It's Your Turn

“Knowing is not enough; we must apply. Being willing is not enough; we must do” – Leonardo Da Vinci

Last week we told a story each day to show our support for Homeless Awareness Week.

We told stories of people who have had their lives transformed from sleeping on concrete to restored homes and families, to those who have yet to have their stories rewritten.

There are so many more stories that have yet to be told, and many more that are still to be rewritten across our world. But this cannot happen unless we do.

We must continue to help those who have been forgotten, through listening to their stories and caring about their pain. We must carry on giving a voice to the ones who have been ignored, through raising awareness and telling their stories.

There is so much that we, as a society can do to make a change to these precious lives. But in order for change to come, our words must flow out into action.

Tonight, we want to share a story of a group of barristers who did just that.

On a very cold Friday night a team of local barristers from the Bar Library in Belfast decided to raise money for The Welcome Organisation. From 8pm to 8am they chose to “sleep rough” on the streets of Belfast in order to experience what it would be like to live without a home for one night.

QC Adele O’Grady and her four colleagues shared a few insights with us on this experience.

Why have you chosen to “sleep rough” tonight? What are you learning about being homeless that perhaps you didn’t know before?

“I suppose the telling point is it is one night for us, and it is a challenge. But what has really hit home for us is that for some people this is every night. I think we’ve just begun to realise the stress and the trouble that people without a roof over their heads have to encounter every single day. Every night they have to worry about the cold, the wet, whether they’ll be safe. It must be such a constant strain on their minds. I can’t imagine what it must feel like to have to worry about those things every single night”

How are you preparing yourself for tonight and the challenges you will face?

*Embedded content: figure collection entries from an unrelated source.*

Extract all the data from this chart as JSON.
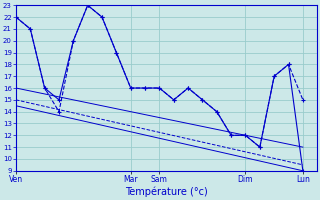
{
  "background_color": "#cce8e8",
  "grid_color": "#99cccc",
  "line_color": "#0000cc",
  "xlabel": "Température (°c)",
  "ylim": [
    9,
    23
  ],
  "yticks": [
    9,
    10,
    11,
    12,
    13,
    14,
    15,
    16,
    17,
    18,
    19,
    20,
    21,
    22,
    23
  ],
  "xlim": [
    0,
    21
  ],
  "x_tick_positions": [
    0,
    8,
    10,
    16,
    20
  ],
  "x_tick_labels": [
    "Ven",
    "Mar",
    "Sam",
    "Dim",
    "Lun"
  ],
  "series1_x": [
    0,
    1,
    2,
    3,
    4,
    5,
    6,
    7,
    8,
    9,
    10,
    11,
    12,
    13,
    14,
    15,
    16,
    17,
    18,
    19,
    20
  ],
  "series1_y": [
    22,
    21,
    16,
    14,
    20,
    23,
    22,
    19,
    16,
    16,
    16,
    15,
    16,
    15,
    14,
    12,
    12,
    11,
    17,
    18,
    15
  ],
  "series2_x": [
    0,
    1,
    2,
    3,
    4,
    5,
    6,
    7,
    8,
    9,
    10,
    11,
    12,
    13,
    14,
    15,
    16,
    17,
    18,
    19,
    20
  ],
  "series2_y": [
    22,
    21,
    16,
    15,
    20,
    23,
    22,
    19,
    16,
    16,
    16,
    15,
    16,
    15,
    14,
    12,
    12,
    11,
    17,
    18,
    9
  ],
  "trend1_x": [
    0,
    20
  ],
  "trend1_y": [
    16.0,
    11.0
  ],
  "trend2_x": [
    0,
    20
  ],
  "trend2_y": [
    15.0,
    9.5
  ],
  "trend3_x": [
    0,
    20
  ],
  "trend3_y": [
    14.5,
    9.0
  ]
}
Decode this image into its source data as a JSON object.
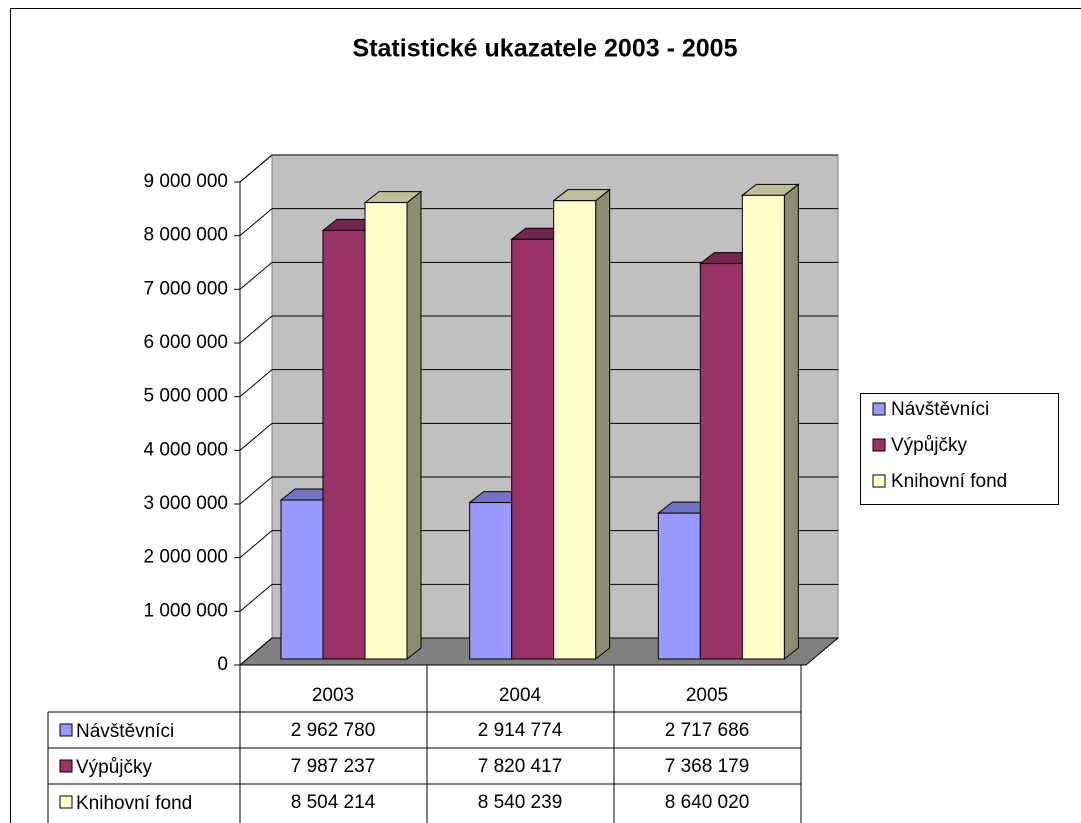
{
  "chart_data": {
    "type": "bar3d",
    "title": "Statistické ukazatele  2003 - 2005",
    "categories": [
      "2003",
      "2004",
      "2005"
    ],
    "series": [
      {
        "name": "Návštěvníci",
        "color": "#9999ff",
        "values": [
          2962780,
          2914774,
          2717686
        ],
        "value_labels": [
          "2 962 780",
          "2 914 774",
          "2 717 686"
        ]
      },
      {
        "name": "Výpůjčky",
        "color": "#993366",
        "values": [
          7987237,
          7820417,
          7368179
        ],
        "value_labels": [
          "7 987 237",
          "7 820 417",
          "7 368 179"
        ]
      },
      {
        "name": "Knihovní fond",
        "color": "#ffffcc",
        "values": [
          8504214,
          8540239,
          8640020
        ],
        "value_labels": [
          "8 504 214",
          "8 540 239",
          "8 640 020"
        ]
      }
    ],
    "ylim": [
      0,
      9000000
    ],
    "yticks": [
      0,
      {
        "value": 1000000,
        "label": "1 000 000"
      },
      {
        "value": 2000000,
        "label": "2 000 000"
      },
      {
        "value": 3000000,
        "label": "3 000 000"
      },
      {
        "value": 4000000,
        "label": "4 000 000"
      },
      {
        "value": 5000000,
        "label": "5 000 000"
      },
      {
        "value": 6000000,
        "label": "6 000 000"
      },
      {
        "value": 7000000,
        "label": "7 000 000"
      },
      {
        "value": 8000000,
        "label": "8 000 000"
      },
      {
        "value": 9000000,
        "label": "9 000 000"
      }
    ],
    "grid": true,
    "legend": "right",
    "data_table": true
  }
}
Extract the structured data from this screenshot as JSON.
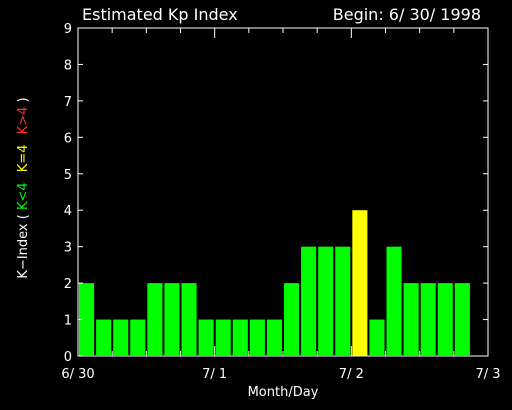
{
  "chart_data": {
    "type": "bar",
    "title": "Estimated Kp Index",
    "begin_label": "Begin: 6/ 30/ 1998",
    "xlabel": "Month/Day",
    "ylabel_prefix": "K−Index ( ",
    "ylabel_lt": "K<4",
    "ylabel_eq": "K=4",
    "ylabel_gt": "K>4",
    "ylabel_suffix": " )",
    "ylim": [
      0,
      9
    ],
    "yticks": [
      "0",
      "1",
      "2",
      "3",
      "4",
      "5",
      "6",
      "7",
      "8",
      "9"
    ],
    "xticks": [
      "6/ 30",
      "7/ 1",
      "7/ 2",
      "7/ 3"
    ],
    "interval_hours": 3,
    "days_span": 3,
    "values": [
      2,
      1,
      1,
      1,
      2,
      2,
      2,
      1,
      1,
      1,
      1,
      1,
      2,
      3,
      3,
      3,
      4,
      1,
      3,
      2,
      2,
      2,
      2
    ],
    "colors": {
      "lt4": "#00ff00",
      "eq4": "#ffff00",
      "gt4": "#ff0000",
      "axis": "#ffffff",
      "background": "#000000"
    },
    "grid": false
  }
}
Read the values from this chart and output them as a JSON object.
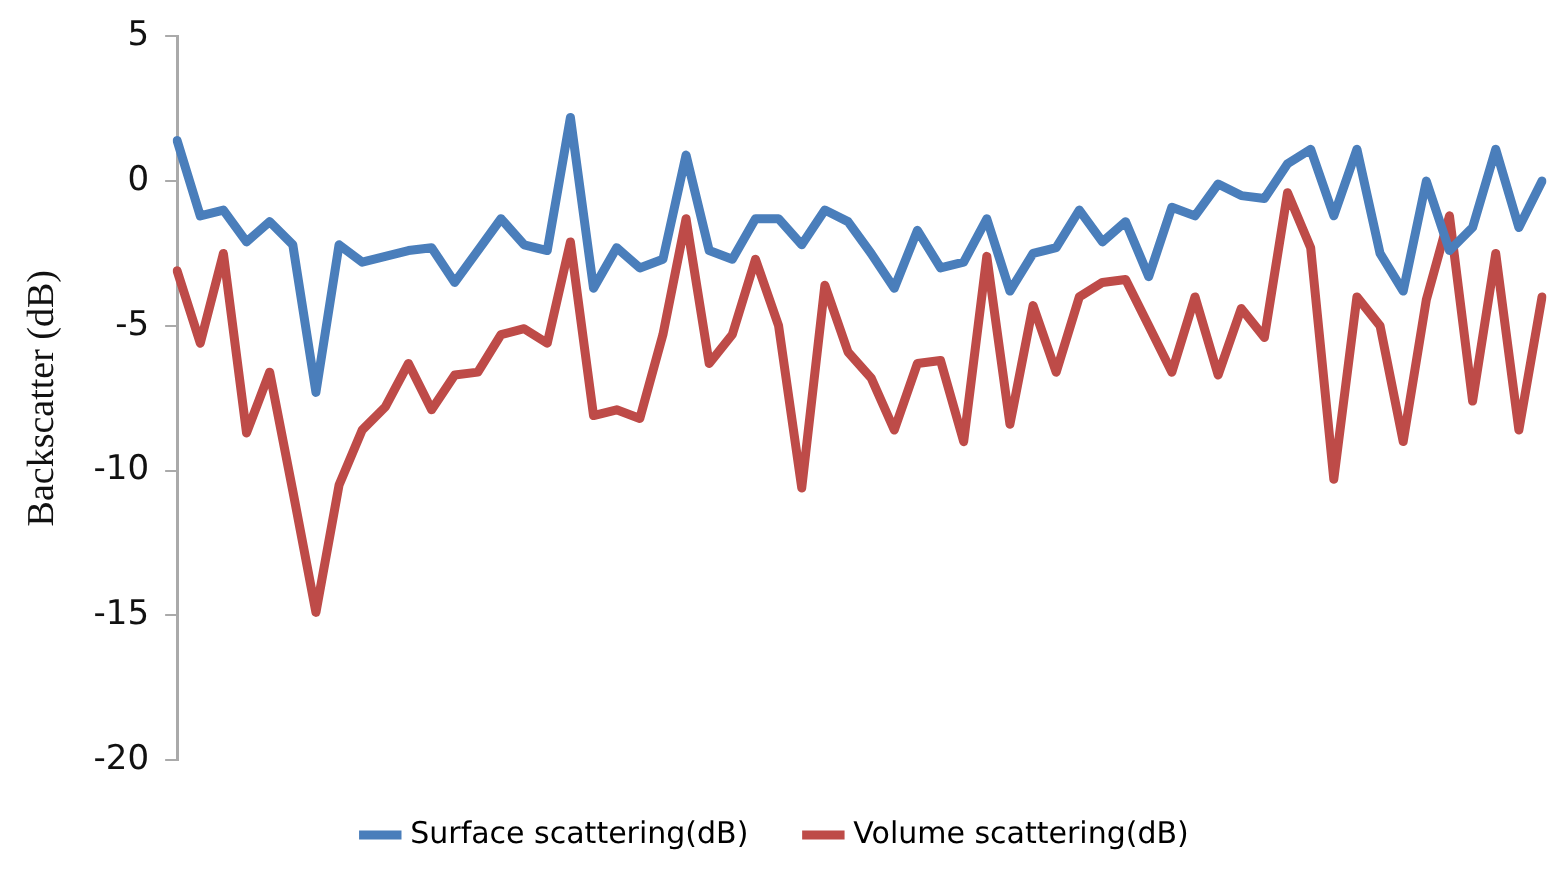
{
  "chart_data": {
    "type": "line",
    "ylabel": "Backscatter (dB)",
    "categories": [
      null,
      null,
      null,
      null,
      null,
      null,
      null,
      null,
      null,
      null,
      null,
      null,
      null,
      null,
      null,
      null,
      null,
      null,
      null,
      null,
      null,
      null,
      null,
      null,
      null,
      null,
      null,
      null,
      null,
      null,
      null,
      null,
      null,
      null,
      null,
      null,
      null,
      null,
      null,
      null,
      null,
      null,
      null,
      null,
      null,
      null,
      null,
      null,
      null,
      null,
      null,
      null,
      null,
      null,
      null,
      null,
      null,
      null,
      null,
      null
    ],
    "series": [
      {
        "name": "Surface scattering(dB)",
        "color": "#4a7ebb",
        "values": [
          1.4,
          -1.2,
          -1.0,
          -2.1,
          -1.4,
          -2.2,
          -7.3,
          -2.2,
          -2.8,
          -2.6,
          -2.4,
          -2.3,
          -3.5,
          -2.4,
          -1.3,
          -2.2,
          -2.4,
          2.2,
          -3.7,
          -2.3,
          -3.0,
          -2.7,
          0.9,
          -2.4,
          -2.7,
          -1.3,
          -1.3,
          -2.2,
          -1.0,
          -1.4,
          -2.5,
          -3.7,
          -1.7,
          -3.0,
          -2.8,
          -1.3,
          -3.8,
          -2.5,
          -2.3,
          -1.0,
          -2.1,
          -1.4,
          -3.3,
          -0.9,
          -1.2,
          -0.1,
          -0.5,
          -0.6,
          0.6,
          1.1,
          -1.2,
          1.1,
          -2.5,
          -3.8,
          0.0,
          -2.4,
          -1.6,
          1.1,
          -1.6,
          0.0
        ]
      },
      {
        "name": "Volume scattering(dB)",
        "color": "#be4b48",
        "values": [
          -3.1,
          -5.6,
          -2.5,
          -8.7,
          -6.6,
          -10.7,
          -14.9,
          -10.5,
          -8.6,
          -7.8,
          -6.3,
          -7.9,
          -6.7,
          -6.6,
          -5.3,
          -5.1,
          -5.6,
          -2.1,
          -8.1,
          -7.9,
          -8.2,
          -5.3,
          -1.3,
          -6.3,
          -5.3,
          -2.7,
          -5.0,
          -10.6,
          -3.6,
          -5.9,
          -6.8,
          -8.6,
          -6.3,
          -6.2,
          -9.0,
          -2.6,
          -8.4,
          -4.3,
          -6.6,
          -4.0,
          -3.5,
          -3.4,
          -5.0,
          -6.6,
          -4.0,
          -6.7,
          -4.4,
          -5.4,
          -0.4,
          -2.3,
          -10.3,
          -4.0,
          -5.0,
          -9.0,
          -4.1,
          -1.2,
          -7.6,
          -2.5,
          -8.6,
          -4.0
        ]
      }
    ],
    "ylim": [
      -20,
      5
    ],
    "yticks": [
      -20,
      -15,
      -10,
      -5,
      0,
      5
    ],
    "grid": false,
    "legend": "bottom",
    "marker": "none",
    "line_style": "solid",
    "tick_labels": "y"
  }
}
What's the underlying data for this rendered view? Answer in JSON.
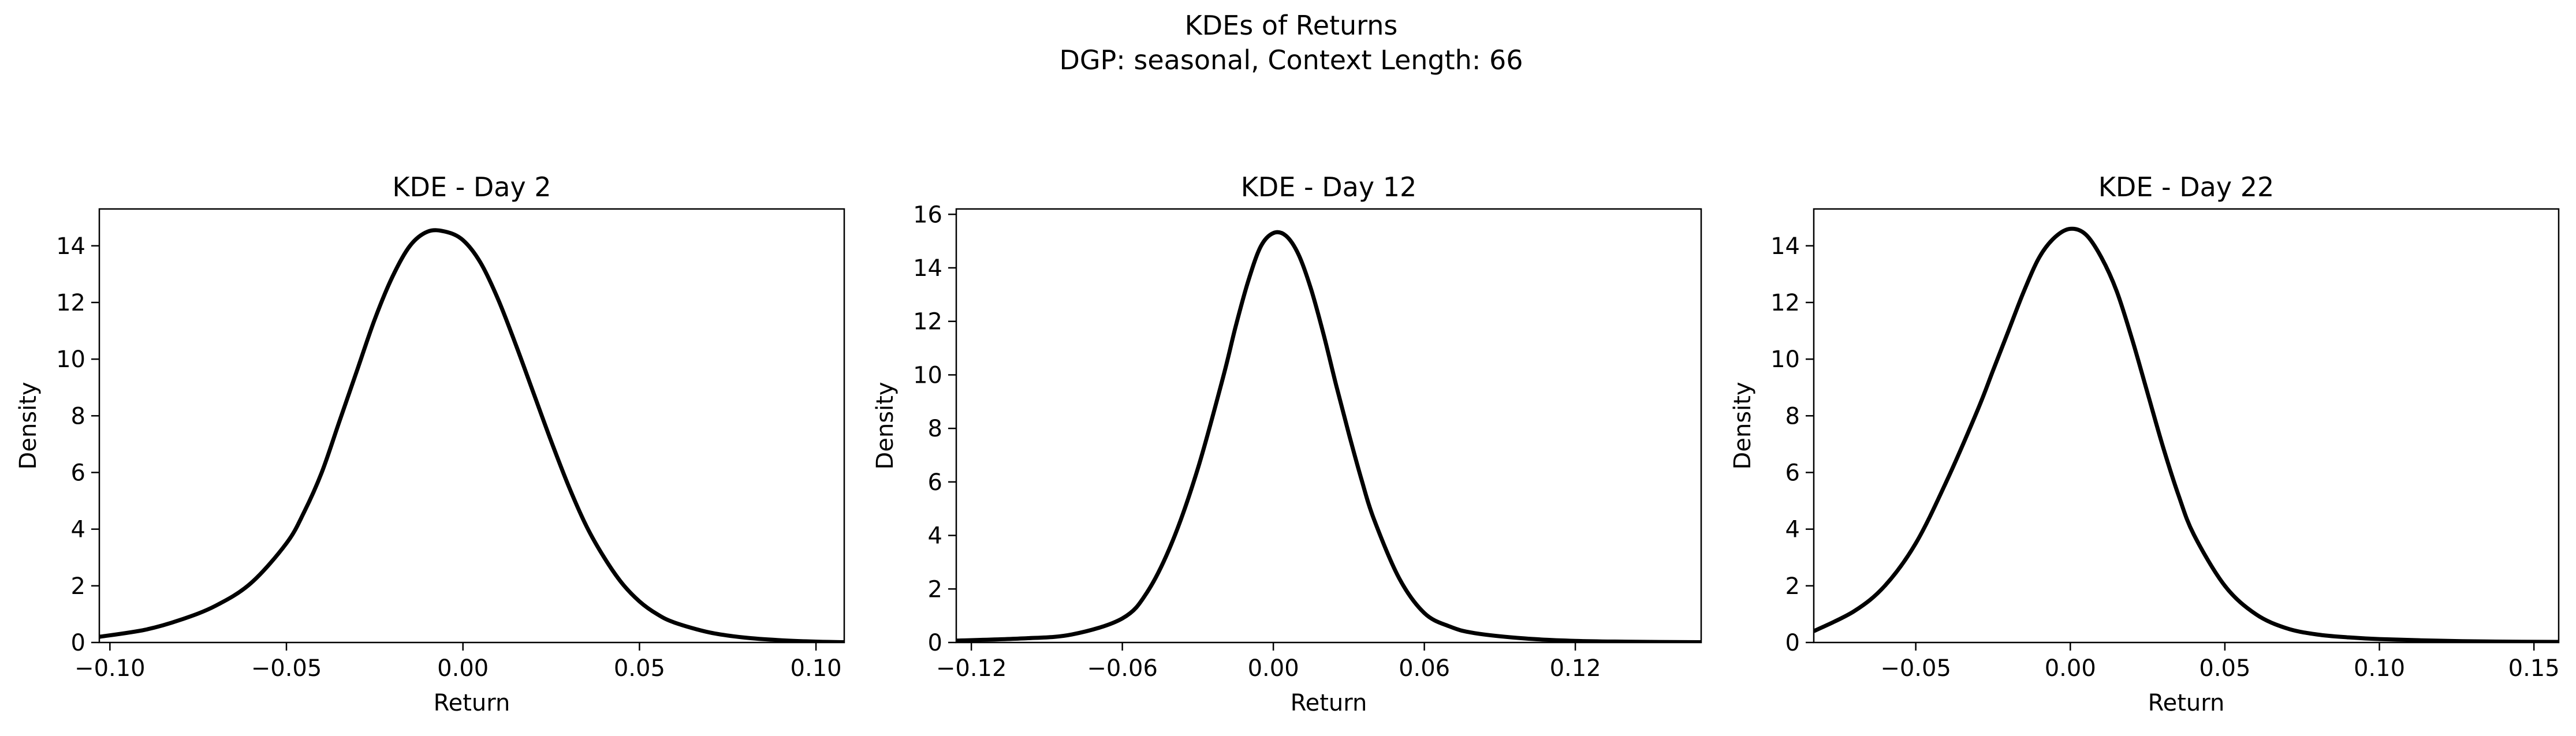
{
  "figure": {
    "suptitle_line1": "KDEs of Returns",
    "suptitle_line2": "DGP: seasonal, Context Length: 66"
  },
  "chart_data": [
    {
      "type": "line",
      "title": "KDE - Day 2",
      "xlabel": "Return",
      "ylabel": "Density",
      "xlim": [
        -0.103,
        0.108
      ],
      "ylim": [
        0,
        15.3
      ],
      "xticks": [
        -0.1,
        -0.05,
        0.0,
        0.05,
        0.1
      ],
      "xtick_labels": [
        "−0.10",
        "−0.05",
        "0.00",
        "0.05",
        "0.10"
      ],
      "yticks": [
        0,
        2,
        4,
        6,
        8,
        10,
        12,
        14
      ],
      "yticks_labels": [
        "0",
        "2",
        "4",
        "6",
        "8",
        "10",
        "12",
        "14"
      ],
      "line_color": "#000000",
      "series": [
        {
          "x": [
            -0.103,
            -0.09,
            -0.08,
            -0.07,
            -0.06,
            -0.05,
            -0.045,
            -0.04,
            -0.035,
            -0.03,
            -0.025,
            -0.02,
            -0.015,
            -0.01,
            -0.005,
            0.0,
            0.005,
            0.01,
            0.015,
            0.02,
            0.025,
            0.03,
            0.035,
            0.04,
            0.045,
            0.05,
            0.055,
            0.06,
            0.07,
            0.08,
            0.09,
            0.1,
            0.108
          ],
          "y": [
            0.2,
            0.45,
            0.8,
            1.3,
            2.1,
            3.5,
            4.6,
            6.0,
            7.8,
            9.6,
            11.4,
            12.9,
            14.0,
            14.5,
            14.5,
            14.2,
            13.4,
            12.1,
            10.5,
            8.8,
            7.1,
            5.5,
            4.1,
            3.0,
            2.1,
            1.45,
            1.0,
            0.7,
            0.35,
            0.17,
            0.08,
            0.03,
            0.01
          ]
        }
      ]
    },
    {
      "type": "line",
      "title": "KDE - Day 12",
      "xlabel": "Return",
      "ylabel": "Density",
      "xlim": [
        -0.126,
        0.17
      ],
      "ylim": [
        0,
        16.2
      ],
      "xticks": [
        -0.12,
        -0.06,
        0.0,
        0.06,
        0.12
      ],
      "xtick_labels": [
        "−0.12",
        "−0.06",
        "0.00",
        "0.06",
        "0.12"
      ],
      "yticks": [
        0,
        2,
        4,
        6,
        8,
        10,
        12,
        14,
        16
      ],
      "yticks_labels": [
        "0",
        "2",
        "4",
        "6",
        "8",
        "10",
        "12",
        "14",
        "16"
      ],
      "line_color": "#000000",
      "series": [
        {
          "x": [
            -0.126,
            -0.1,
            -0.08,
            -0.06,
            -0.05,
            -0.04,
            -0.03,
            -0.02,
            -0.015,
            -0.01,
            -0.005,
            0.0,
            0.005,
            0.01,
            0.015,
            0.02,
            0.025,
            0.03,
            0.035,
            0.04,
            0.05,
            0.06,
            0.07,
            0.08,
            0.1,
            0.12,
            0.14,
            0.17
          ],
          "y": [
            0.07,
            0.15,
            0.3,
            0.9,
            1.9,
            3.8,
            6.5,
            9.9,
            11.8,
            13.5,
            14.8,
            15.3,
            15.2,
            14.5,
            13.2,
            11.5,
            9.6,
            7.8,
            6.1,
            4.6,
            2.4,
            1.1,
            0.6,
            0.35,
            0.15,
            0.06,
            0.03,
            0.01
          ]
        }
      ]
    },
    {
      "type": "line",
      "title": "KDE - Day 22",
      "xlabel": "Return",
      "ylabel": "Density",
      "xlim": [
        -0.083,
        0.158
      ],
      "ylim": [
        0,
        15.3
      ],
      "xticks": [
        -0.05,
        0.0,
        0.05,
        0.1,
        0.15
      ],
      "xtick_labels": [
        "−0.05",
        "0.00",
        "0.05",
        "0.10",
        "0.15"
      ],
      "yticks": [
        0,
        2,
        4,
        6,
        8,
        10,
        12,
        14
      ],
      "yticks_labels": [
        "0",
        "2",
        "4",
        "6",
        "8",
        "10",
        "12",
        "14"
      ],
      "line_color": "#000000",
      "series": [
        {
          "x": [
            -0.083,
            -0.07,
            -0.06,
            -0.05,
            -0.04,
            -0.03,
            -0.025,
            -0.02,
            -0.015,
            -0.01,
            -0.005,
            0.0,
            0.005,
            0.01,
            0.015,
            0.02,
            0.025,
            0.03,
            0.035,
            0.04,
            0.05,
            0.06,
            0.07,
            0.08,
            0.09,
            0.1,
            0.12,
            0.14,
            0.158
          ],
          "y": [
            0.4,
            1.1,
            2.0,
            3.5,
            5.7,
            8.2,
            9.6,
            11.0,
            12.4,
            13.6,
            14.3,
            14.6,
            14.4,
            13.6,
            12.4,
            10.7,
            8.8,
            6.9,
            5.2,
            3.8,
            2.0,
            1.0,
            0.5,
            0.28,
            0.18,
            0.12,
            0.06,
            0.03,
            0.02
          ]
        }
      ]
    }
  ]
}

“Well we’re very lucky because we’re prepared for the cold and the wet weather with extra layers of clothes, hot drinks, and sleeping bags. As well as that, there is a good community of us here who know each other well, and we know that we are only doing this for a short period of time. I dread to think what it must be like for people sleeping in open doorways with no warm clothes or people they trust around them”

How has this effort been successful so far in raising awareness for the homeless community in Belfast?

“The feedback from the Bar Library, the people that we work with, has been phenomenal. They have reacted overwhelmingly in favour of what we are doing, and donated over £10,000 towards the cause. But it’s one thing raising money, and it’s another thing raising awareness. A lot of people don’t realise how many people are actually homeless on the streets of Belfast, and how you can become homeless very quickly, especially in these difficult financial times. We want to show that anyone can become homeless, and it really is a horrible situation to be in”.

How are you finding this experience so far?

“We just feel very lucky, and really blessed that this is just a few hours for us. It’s hard going of course, but we’re only doing this for one night. There are people doing this every night, of every week, of every month, every year. Unbelievable. I just don’t know how they do it”

Why are you choosing to do this over an easier way to raise money or awareness?

“If we have chosen a homeless charity to support at the Bar Library, then we have to get down and see how it is for people as they are experiencing it. What better way to do it than to physically put yourself in their shoes for a few hours?”

Knowing that not everyone will be prepared to sleep on the street for a night, what other things do you think people could do to raise awareness for people without a home?

“Very simple things. They don’t necessary need to donate. They need to stop and talk to people on the street. Even if they can point people in the right direction of a homeless charity like The Welcome Organisation, that would be a very good start. If you see someone who is homeless lying on the street stop and ask them if they know where their nearest homeless charity is. That would make a monumental difference to so many lives. It doesn’t cost you anything!”

“Wider than that – homeless people are lonely. I often stop and just talk to them, and they always welcome a chat, as much as they welcome food or money. They really value social engagement because they rarely get it. I think that’s heart breaking.”

Adele and her colleagues survived the night, and were able to return home to warm, comfortable beds the next evening.

But there are many people who will not have that luxury. For them, the day-to-day struggle of finding warmth, food, and a safe place to sleep is a consistent nightmare.

It’s our turn to do something about it. It's your turn to take action.

Make the decision to step out your comfort zone and make a difference in someone’s life who desperately needs it.

Start a conversation and listen to their story.

Let’s rewrite homelessness for good.